Each of these competitions gets a new, unique game each year, and then has the objective of building a robot which is able to complete tasks to score points. In FRC, we are typically given our new game at the start of January and begin competitions in March. To learn about this year's game you can go here. FRC has other optional objectives each season as well, such as writing essays, giving presentations, and creating videos to enter for awards.
FIRST encourages the spread of STEM to younger generations to inspire them to persue a path in one of the related fields. It strives to include minorities, such as women and lower-income households, who might not otherwise be exposed to opportunities such as this. We are proud to be a FIRST team and share these values and goals.
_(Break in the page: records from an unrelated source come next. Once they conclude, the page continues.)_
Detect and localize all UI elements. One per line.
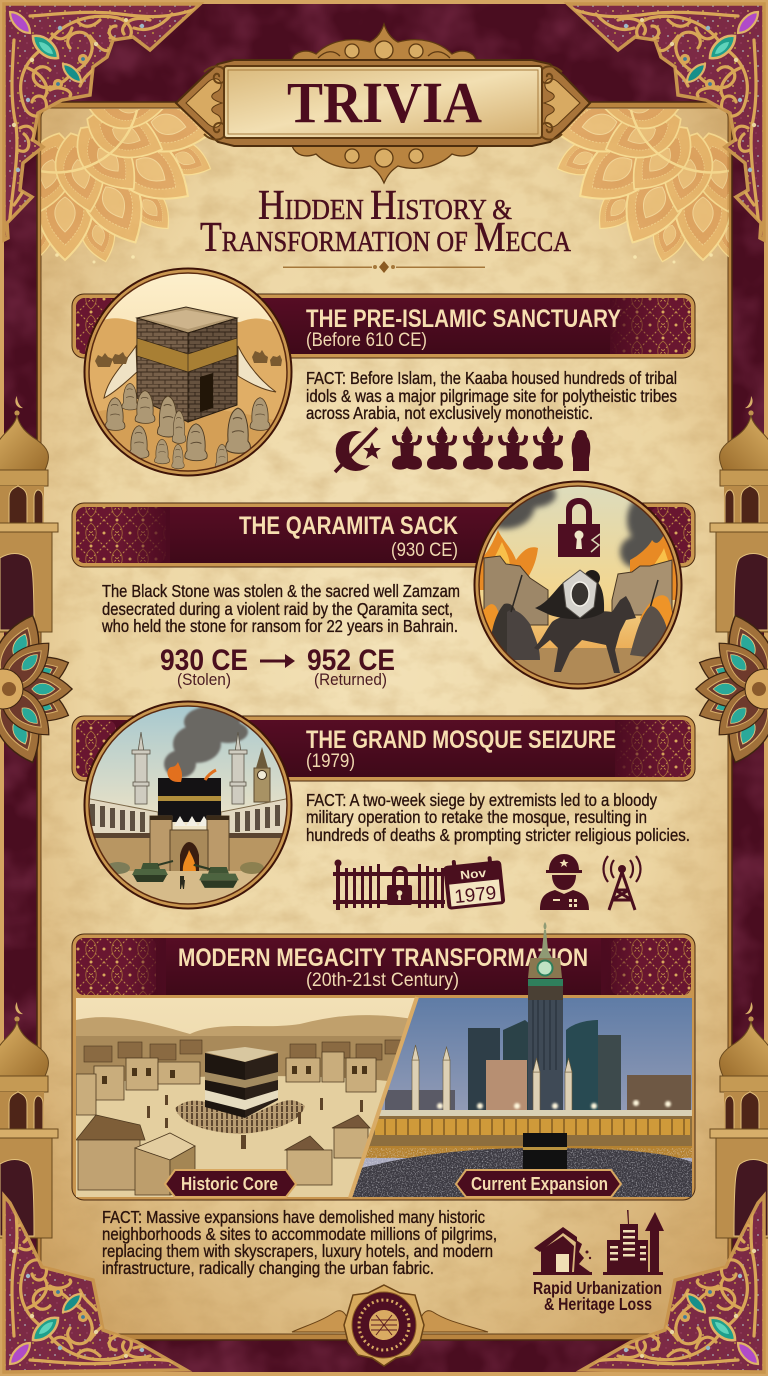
image: current expansion — [345, 995, 693, 1198]
minarets and side rosettes right — [693, 396, 768, 1238]
label pill: current expansion: Current Expansion — [471, 1174, 608, 1194]
fact text: who held the stone for ransom for 22 years in Bahrain. — [101, 616, 458, 636]
arrow — [260, 654, 295, 668]
icon: crossed-out crescent — [335, 428, 381, 472]
timeline: 952 CE — [307, 644, 395, 677]
date: (930 CE) — [391, 540, 458, 561]
banner — [72, 294, 695, 358]
divider — [283, 261, 485, 273]
icon: broken lock — [558, 498, 600, 557]
date: (Before 610 CE) — [306, 330, 427, 351]
slanted divider — [350, 997, 417, 1198]
label pill: current expansion — [456, 1170, 621, 1197]
fact text: FACT: Massive expansions have demolished many historic — [102, 1207, 485, 1227]
fact text: hundreds of deaths & prompting stricter religious policies. — [306, 825, 690, 845]
banner — [72, 934, 695, 1200]
bottom seal — [292, 1285, 488, 1366]
clock tower overlapping banner — [528, 922, 563, 1000]
corner ornament top-right — [568, 4, 764, 240]
banner — [72, 503, 695, 567]
icon: calendar nov 1979 — [443, 855, 505, 910]
icon: radio tower — [604, 856, 640, 910]
icon: crumbling house — [533, 1227, 592, 1275]
subtitle: HIDDEN HISTORY & — [258, 183, 512, 229]
icon: locked gate — [333, 860, 445, 910]
fact text: idols & was a major pilgrimage site for polytheistic tribes — [306, 386, 677, 406]
fact text: The Black Stone was stolen & the sacred well Zamzam — [102, 581, 460, 601]
label pill: historic core: Historic Core — [181, 1174, 278, 1194]
icon: calendar nov 1979: Nov — [460, 866, 487, 882]
medallion: kaaba with idols — [84, 268, 292, 476]
fact text: across Arabia, not exclusively monotheistic. — [306, 403, 593, 423]
caption: Rapid Urbanization — [533, 1278, 662, 1298]
timeline: 930 CE — [160, 644, 248, 677]
mandala left — [41, 109, 212, 264]
medallion: raid and black stone — [474, 481, 683, 690]
image: historic core — [76, 998, 421, 1198]
date: (20th-21st Century) — [306, 970, 459, 991]
plaque body — [176, 60, 590, 146]
panel: grand mosque seizure — [72, 702, 695, 911]
minarets and side rosettes left — [0, 396, 75, 1238]
title: TRIVIA — [287, 70, 482, 135]
caption — [533, 1278, 662, 1314]
fact text — [102, 1207, 497, 1278]
corner ornament bottom-left — [4, 1144, 196, 1372]
fact text: replacing them with skyscrapers, luxury hotels, and modern — [102, 1241, 493, 1261]
icons: tribal idols — [392, 426, 590, 471]
fact text: military operation to retake the mosque, resulting in — [306, 807, 647, 827]
icon: skyscraper with arrow — [603, 1210, 664, 1275]
label pill: historic core — [165, 1170, 296, 1197]
medallion: siege — [84, 702, 292, 911]
heading: THE QARAMITA SACK — [239, 512, 458, 540]
panel: pre-islamic sanctuary — [72, 268, 695, 476]
corner ornament top-left — [4, 4, 200, 240]
bottom scroll ornament — [292, 146, 478, 183]
heading: THE PRE-ISLAMIC SANCTUARY — [306, 305, 621, 333]
icon: soldier — [540, 854, 589, 910]
fact text: desecrated during a violent raid by the Qaramita sect, — [102, 599, 453, 619]
fact text: FACT: Before Islam, the Kaaba housed hundreds of tribal — [306, 368, 677, 388]
subtitle: TRANSFORMATION OF MECCA — [200, 215, 571, 261]
fact text — [306, 790, 690, 845]
subtitle — [200, 183, 571, 261]
heading: THE GRAND MOSQUE SEIZURE — [306, 726, 616, 754]
caption: & Heritage Loss — [544, 1294, 652, 1314]
timeline — [160, 644, 395, 689]
top scroll ornament — [292, 24, 476, 60]
heading: MODERN MEGACITY TRANSFORMATION — [178, 944, 588, 972]
title plaque — [176, 24, 590, 183]
panel: modern megacity — [72, 922, 695, 1314]
date: (1979) — [306, 751, 355, 772]
icon: calendar nov 1979: 1979 — [453, 883, 497, 908]
fact text: infrastructure, radically changing the urban fabric. — [102, 1258, 434, 1278]
corner ornament bottom-right — [572, 1144, 764, 1372]
fact text — [306, 368, 677, 423]
timeline: (Stolen) — [177, 670, 231, 689]
fact text: neighborhoods & sites to accommodate millions of pilgrims, — [102, 1224, 497, 1244]
mandala right — [557, 109, 729, 264]
fact text — [101, 581, 460, 636]
banner — [72, 716, 695, 781]
timeline: (Returned) — [314, 670, 387, 689]
panel: qaramita sack — [72, 481, 695, 690]
fact text: FACT: A two-week siege by extremists led to a bloody — [306, 790, 657, 810]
Dean Kamen was born in 1951 in New York. He is an inventor and engineer, having designed many useful items such as the segway, an electric wheelchair known as the iBot, the first infusion pump for diabetes, and a portable dialysis machine. He owns a company known as DEKA which creates and manufactures medical equipment. Dean founded FIRST Robotics in 1989 to spread opportunities for young kids to get involved in STEM.
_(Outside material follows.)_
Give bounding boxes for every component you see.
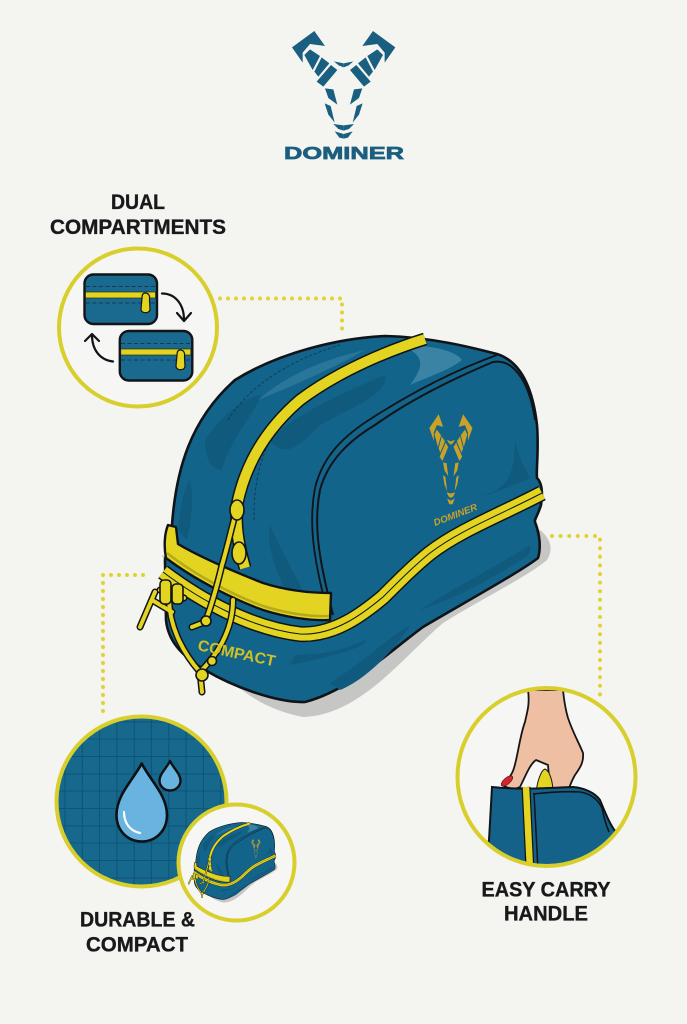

Woodie Flowers was born in 1943 in Louisiana. He got his bachelor's degree at Louisiana Technical Institute and then transferred and continued on to get his PhD at MIT, where he then worked as an engineering professor until 1987. In 1990 he met with Dean Kamen and began helping develop FIRST into what it is today.
As a child Woodie was in a car accident that killed several passengers, an event that formed his opposition to "any spectacle that involves crashing pieces of machinery into each other with deliberate force". This can be seen in FIRST to this day with it's focus on Coopertition over Competition, meaning that every team must work together so fighting gets you nowhere in FIRST Robotics. He also wanted to make sure FIRST focused on Gracious Professionalism, the concept of creating high-quality work while maintaining respect for individuals and the community. Woodie died in 2019 from complications to a surgery.
FIRST Robotics competitions are comprised of a few distinct types: District Events, Regionals, State Championships, World Championships, and Offseason Events. Below describes in more detail what each of these entail.
Because of the rapid growth and number of teams affiliated with FIRST Robotics, teams are split up by geographical region for events. The area a team is grouped under is considered their district. For example, as a team in Indiana, we are a part of FIRST Indiana, our district. Each district is able to send a certain number of teams on to championships, and district events determine which teams are able to go to state/district championships. A team can also participate in district events from other districts, although it will not be able qualify the team for championships. District events normally have 2 days of matches.
Regionals are much like district events but are not specifically affiliated with one district. Regional events are able to qualify teams to attend world championships. These events are good for teams that, for whatever reason, may not be within a district, as well as giving teams an opportunity to compete against a wide variety of robots. Regionals typically have 2 days of matches.
State and District Championships are held by the district as a final qualifier to determine who is able to go to World Championships. A team must rank high enough in the state overall after district events to be able to go to State Championships. District Championships are 2 days of matches.
FIRST holds two world championships, one in Detroit and one in Houston, each year. Each hosts around 400 FRC teams each year. Teams at these competitions come from all over the world, as the name suggests, from Israel to Australia to Canada and the USA. World Championships are 3 days of matches.
Off-season competitions are held after World Championships and before the next season's kickoff. They are often similar to district or regional events. Off-season events are typically held over a period of 1-2 days of matches.
Competitions begin with qualification matches. Teams compete in cooperation with two other teams, making an alliance of three, against another alliance of three. The alliances are determined by a randomly generated schedule such that each team will at some point be on an alliance with almost every other team.
Scores in qualification matches determine a rank, and the top 8 ranked teams are deemed "alliance captains" for eliminations. During alliance selection, the alliance leaders go on field and pick 2 other teams to work with for eliminations. Eliminations are played in a double elimination format until only one alliance is remaining and dubbed winner.